The main issue is not whether BPA can cause cell abnormalities (it clearly can), but whether, at the low concentration (a few parts per billion) at which humans are exposed to it in plastic products, such as baby bottles, the chemical poses any real danger to health. Nonetheless, a particular vulnerability of infants and small children to any possible effects continues to worry many researchers and parents alike.
One scientist, Dr. Frederick Vom Saal of the University of Missouri, pointed out in 1999 that BPA can leach out of plastics when they are heated, reaching much higher levels in milk, for example.

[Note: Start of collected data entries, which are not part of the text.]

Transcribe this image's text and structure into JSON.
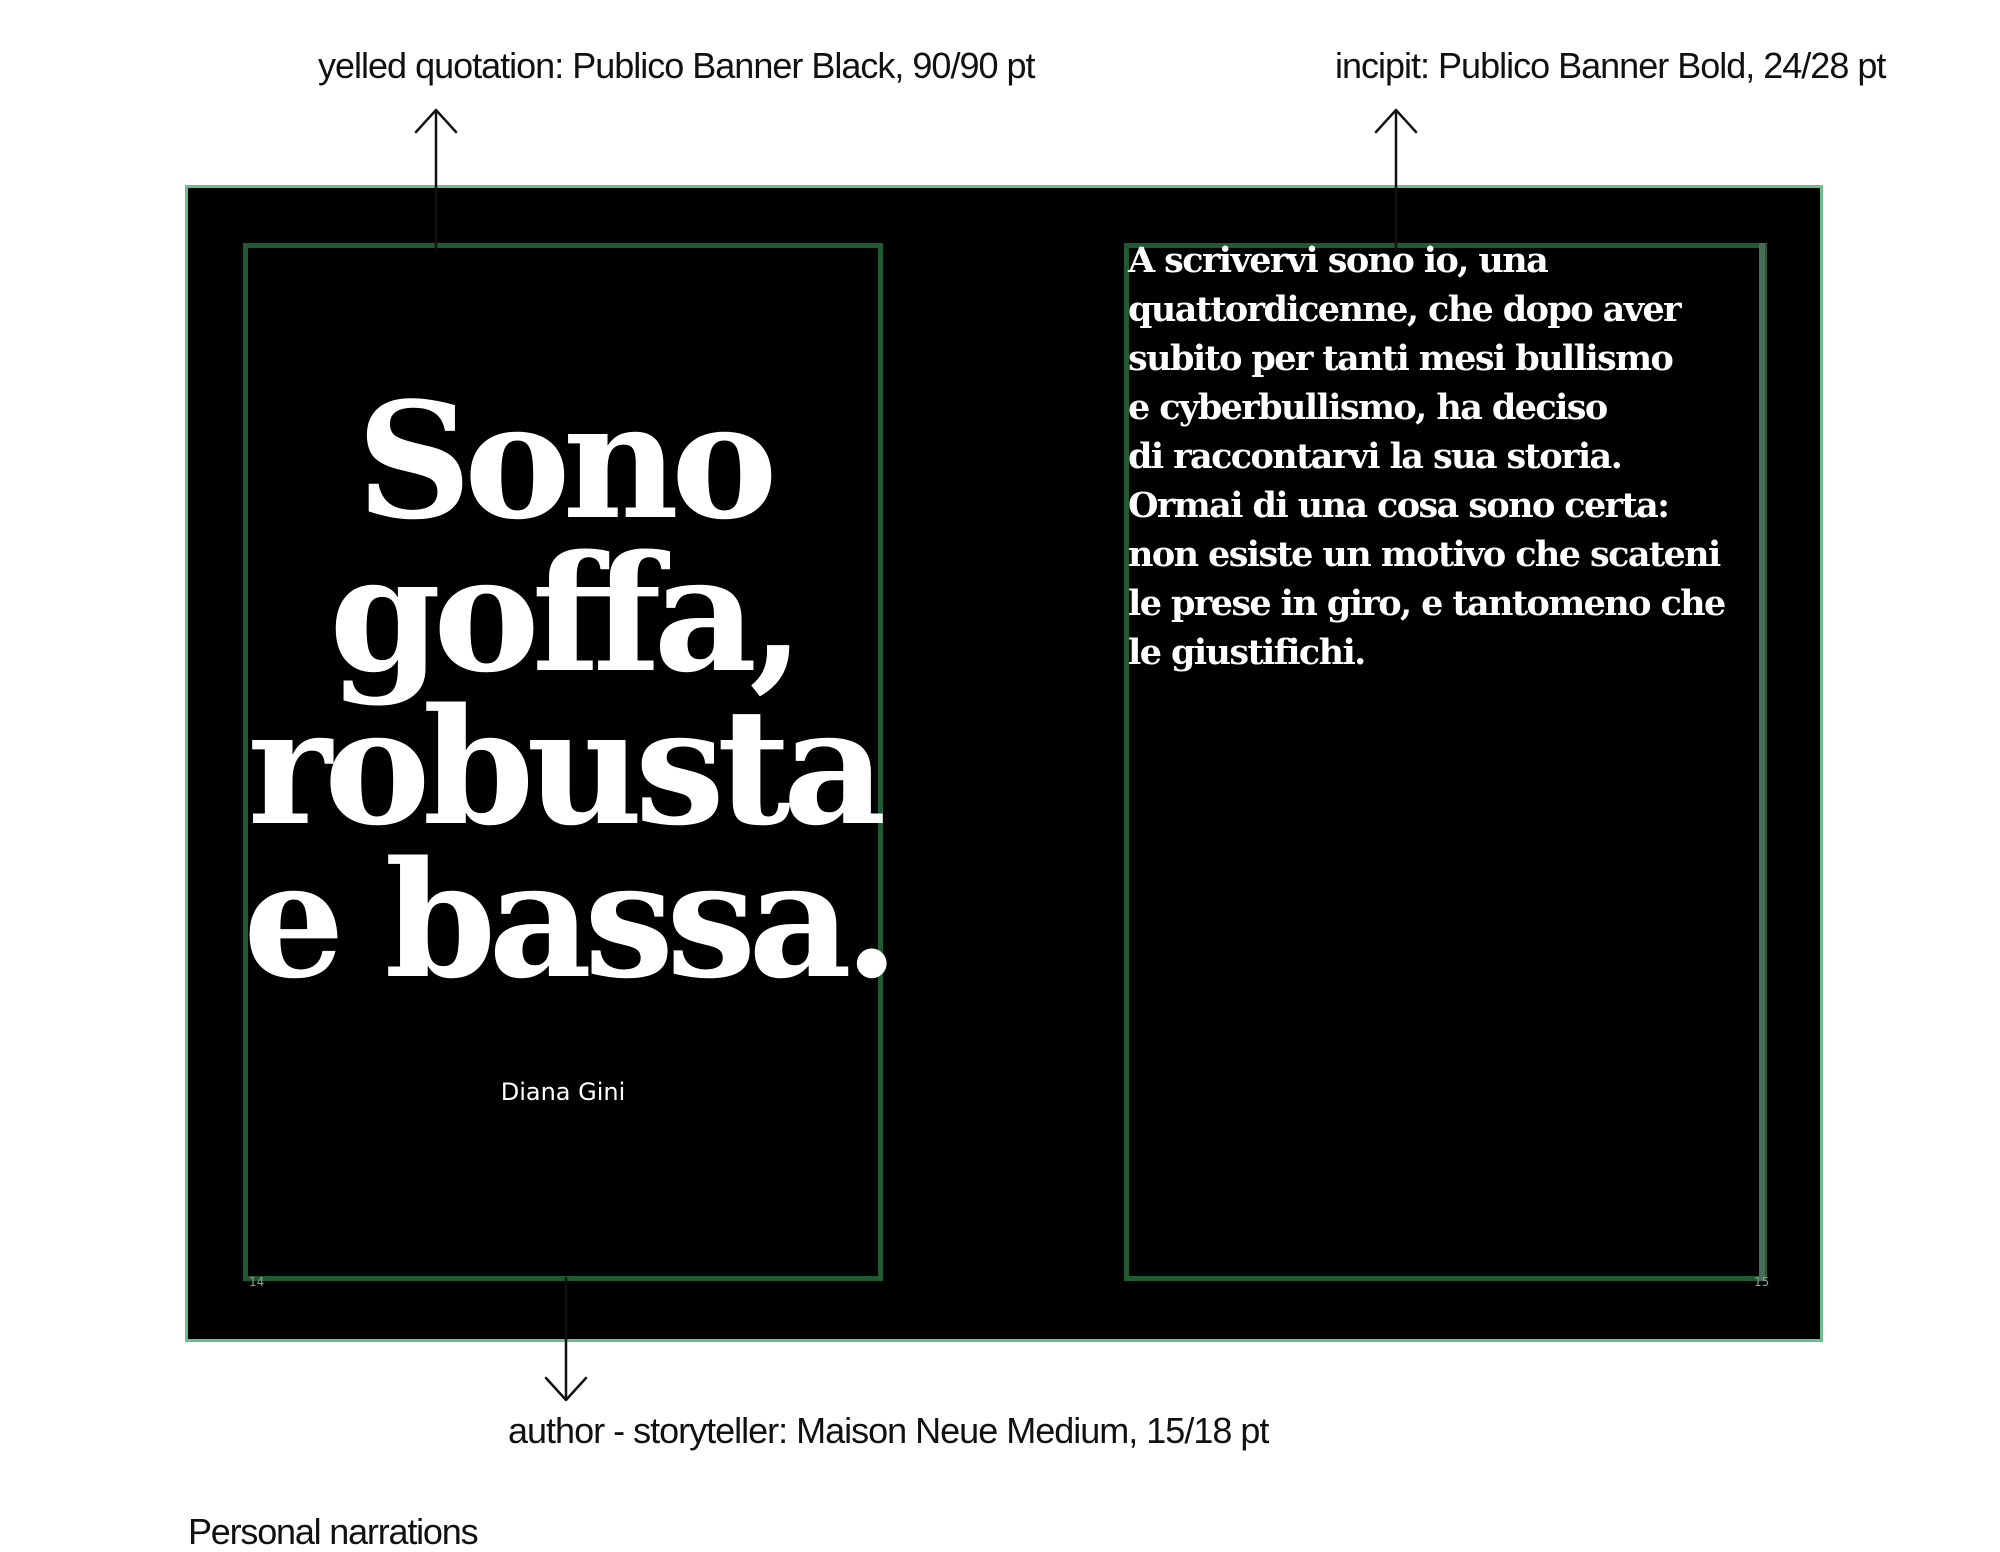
{
  "annotations": {
    "quote_label": "yelled quotation: Publico Banner Black, 90/90 pt",
    "incipit_label": "incipit: Publico Banner Bold, 24/28 pt",
    "author_label": "author - storyteller: Maison Neue Medium, 15/18 pt"
  },
  "caption": "Personal narrations",
  "left_page": {
    "quote_lines": [
      "Sono",
      "goffa,",
      "robusta",
      "e bassa."
    ],
    "author": "Diana Gini",
    "page_number": "14"
  },
  "right_page": {
    "incipit_lines": [
      "A scrivervi sono io, una",
      "quattordicenne, che dopo aver",
      "subito per tanti mesi bullismo",
      "e cyberbullismo, ha deciso",
      "di raccontarvi la sua storia.",
      "Ormai di una cosa sono certa:",
      "non esiste un motivo che scateni",
      "le prese in giro, e tantomeno che",
      "le giustifichi."
    ],
    "page_number": "15"
  },
  "colors": {
    "page_background": "#000000",
    "spread_border": "#6bbf8a",
    "text_frame": "#1f5a30",
    "page_text": "#ffffff"
  }
}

In response, noting that Vom Saal’s findings could not be replicated by other scientists, George Pauli, director of the FDA’s public policy division, commented: “Until you can replicate something, you can’t interpret its significance.”
While no human study has shown that low-level BPA exposure is harmful, Dr. Alan Ducatman of the West Virginia School of Medicine, has commented: “While no one knows for sure, the better science right now is on the side of concern, rather than reassurance.”
One scientist who worries about “low dose” effects of chemicals such as BPA is University of Massachusetts professor Dr. Ed Calabrese. For the last several years, Dr. Calabrese and his colleagues have collected and published an impressive amount of evidence that a multitude of chemical and physical agents can increase cancer growth at low concentrations, while having no effect on, or actually inhibiting, cancer growth at higher concentrations (a so-called non-linear (biphasic) or “hormetic” response). Knowing Dr. Calabrese, I take his suggestions very seriously.
For decades, regulators have subscribed to more “linear” thinking, disregarding low-dose effects if tests suggest that higher doses of the same chemical appear “safe.” Therefore, while minister Clement may not be aware of Dr. Calabrese’s findings, he just may have come down on the right side of the issue, Health Canada, FDA and plastics-industry officials notwithstanding.
Now, what to do about all those hormones we pump into the cattle we eat???